I meet some of my friends more often, some of them less frequently. Some frequency is just too low for this to work effectively. It does not necessarily mean frequent meetings in person -- it could be, meeting in person once in a while, but a more frequent online contact. (I think the meeting in person is necessary for System-1 reasons; the people you meet in person are instinctively more real, more important.)
Not all friends want to discuss plans and goals. Sometimes the basis of friendship is just sharing a hobby, or remembering a shared past. You may do some activity together, but it does mean this activity is actually important to you; it may be just a form of relaxation.
Some friends are not really good at listening to someone else's goals impartially. Instead of listening to your plans to accomplish some goal X, they might insist that some other goal Y is actually more important.
I prefer a low-pressure interaction. I want my accountability buddy to remind me of my plans.
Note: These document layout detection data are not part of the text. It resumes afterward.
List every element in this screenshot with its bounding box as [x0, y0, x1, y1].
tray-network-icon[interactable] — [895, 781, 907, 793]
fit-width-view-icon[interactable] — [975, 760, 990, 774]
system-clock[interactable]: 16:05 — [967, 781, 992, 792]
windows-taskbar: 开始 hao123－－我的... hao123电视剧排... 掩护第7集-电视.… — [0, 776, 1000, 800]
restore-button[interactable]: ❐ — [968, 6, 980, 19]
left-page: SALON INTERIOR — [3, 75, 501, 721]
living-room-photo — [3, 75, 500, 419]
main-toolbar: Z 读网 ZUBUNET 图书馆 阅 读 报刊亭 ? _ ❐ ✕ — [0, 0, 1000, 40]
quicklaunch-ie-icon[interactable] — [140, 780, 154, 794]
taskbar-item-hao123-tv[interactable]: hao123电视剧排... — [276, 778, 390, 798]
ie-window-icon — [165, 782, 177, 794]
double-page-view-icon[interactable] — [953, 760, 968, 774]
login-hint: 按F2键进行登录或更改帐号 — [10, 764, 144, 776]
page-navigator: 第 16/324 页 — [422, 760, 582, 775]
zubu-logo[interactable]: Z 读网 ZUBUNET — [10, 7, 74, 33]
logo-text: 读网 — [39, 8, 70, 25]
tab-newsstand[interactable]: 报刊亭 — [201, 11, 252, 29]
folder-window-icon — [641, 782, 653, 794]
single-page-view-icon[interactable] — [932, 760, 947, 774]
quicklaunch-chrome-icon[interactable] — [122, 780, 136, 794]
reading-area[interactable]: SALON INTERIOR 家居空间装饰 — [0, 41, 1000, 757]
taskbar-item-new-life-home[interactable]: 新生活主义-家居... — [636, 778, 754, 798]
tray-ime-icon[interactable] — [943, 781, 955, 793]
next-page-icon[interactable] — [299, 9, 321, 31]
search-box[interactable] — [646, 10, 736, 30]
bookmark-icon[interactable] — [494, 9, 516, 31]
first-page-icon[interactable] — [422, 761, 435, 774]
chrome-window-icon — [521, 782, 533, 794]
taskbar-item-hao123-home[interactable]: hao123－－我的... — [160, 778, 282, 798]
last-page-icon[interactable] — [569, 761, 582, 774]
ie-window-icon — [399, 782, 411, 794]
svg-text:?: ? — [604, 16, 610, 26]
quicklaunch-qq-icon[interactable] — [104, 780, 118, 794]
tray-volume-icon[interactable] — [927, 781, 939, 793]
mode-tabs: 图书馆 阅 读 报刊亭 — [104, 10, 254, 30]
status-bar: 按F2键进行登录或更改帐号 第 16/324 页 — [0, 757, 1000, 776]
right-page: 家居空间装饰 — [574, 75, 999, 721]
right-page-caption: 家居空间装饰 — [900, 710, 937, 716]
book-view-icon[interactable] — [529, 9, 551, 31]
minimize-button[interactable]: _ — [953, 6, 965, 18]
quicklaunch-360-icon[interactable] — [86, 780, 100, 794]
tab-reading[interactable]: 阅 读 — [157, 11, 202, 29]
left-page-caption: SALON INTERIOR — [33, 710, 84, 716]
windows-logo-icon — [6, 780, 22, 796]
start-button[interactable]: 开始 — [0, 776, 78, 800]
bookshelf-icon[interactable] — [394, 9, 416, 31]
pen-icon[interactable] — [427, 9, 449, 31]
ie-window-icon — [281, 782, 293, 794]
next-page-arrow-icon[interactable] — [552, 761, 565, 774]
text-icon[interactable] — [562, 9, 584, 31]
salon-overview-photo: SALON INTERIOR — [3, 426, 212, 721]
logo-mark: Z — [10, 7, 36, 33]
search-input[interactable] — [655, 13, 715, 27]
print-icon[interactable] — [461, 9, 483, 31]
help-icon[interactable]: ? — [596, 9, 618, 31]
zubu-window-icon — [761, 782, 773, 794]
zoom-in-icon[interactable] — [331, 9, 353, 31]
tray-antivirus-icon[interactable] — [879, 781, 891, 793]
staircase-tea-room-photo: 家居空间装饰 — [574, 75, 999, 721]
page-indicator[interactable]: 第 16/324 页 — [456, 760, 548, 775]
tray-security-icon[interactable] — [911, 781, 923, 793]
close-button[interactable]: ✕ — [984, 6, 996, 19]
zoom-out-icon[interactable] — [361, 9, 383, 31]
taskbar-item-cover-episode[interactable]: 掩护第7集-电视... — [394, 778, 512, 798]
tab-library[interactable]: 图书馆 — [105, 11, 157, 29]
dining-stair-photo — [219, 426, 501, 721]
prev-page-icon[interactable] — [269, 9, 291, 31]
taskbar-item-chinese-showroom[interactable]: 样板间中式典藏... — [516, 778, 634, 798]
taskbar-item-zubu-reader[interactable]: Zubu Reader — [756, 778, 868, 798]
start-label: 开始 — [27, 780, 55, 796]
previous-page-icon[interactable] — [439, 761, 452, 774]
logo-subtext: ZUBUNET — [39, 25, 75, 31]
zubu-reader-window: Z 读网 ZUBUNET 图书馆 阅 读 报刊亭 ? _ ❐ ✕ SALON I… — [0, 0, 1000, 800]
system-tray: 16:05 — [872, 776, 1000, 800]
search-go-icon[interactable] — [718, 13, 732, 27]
However, if I say "sorry, didn't have time for that" or "I have changed my mind", I want them to accept that. Maybe with some feedback, such as "you seem to change your mind too often" or "you keep 'having no time' for months, are you sure this is actually about time?". But I do not want them to 'adopt' my plan, and start nagging me to do something I no longer want to do. Some people perceive "on Monday you told me you wanted X, on Friday you tell me you changed your mind" as a waste of their time.
By the way, I think the accountability buddy does not have to be a rationalist. It does not matter much if they believe in horoscopes -- the important part is to meet you often and listen to your goals and plans without 'owning' them, and that seems doable. Yes, rationality as a shared value and paradigm can make this easier.
However, in my situation, my current non-rationalist friends are unsuitable for this role for the reasons I have mentioned above. This is not about them not being rationalists per se, but about inability to listen to plans for goals they do not approve of, or unwilligness to plan for the future instead of complaining about the present.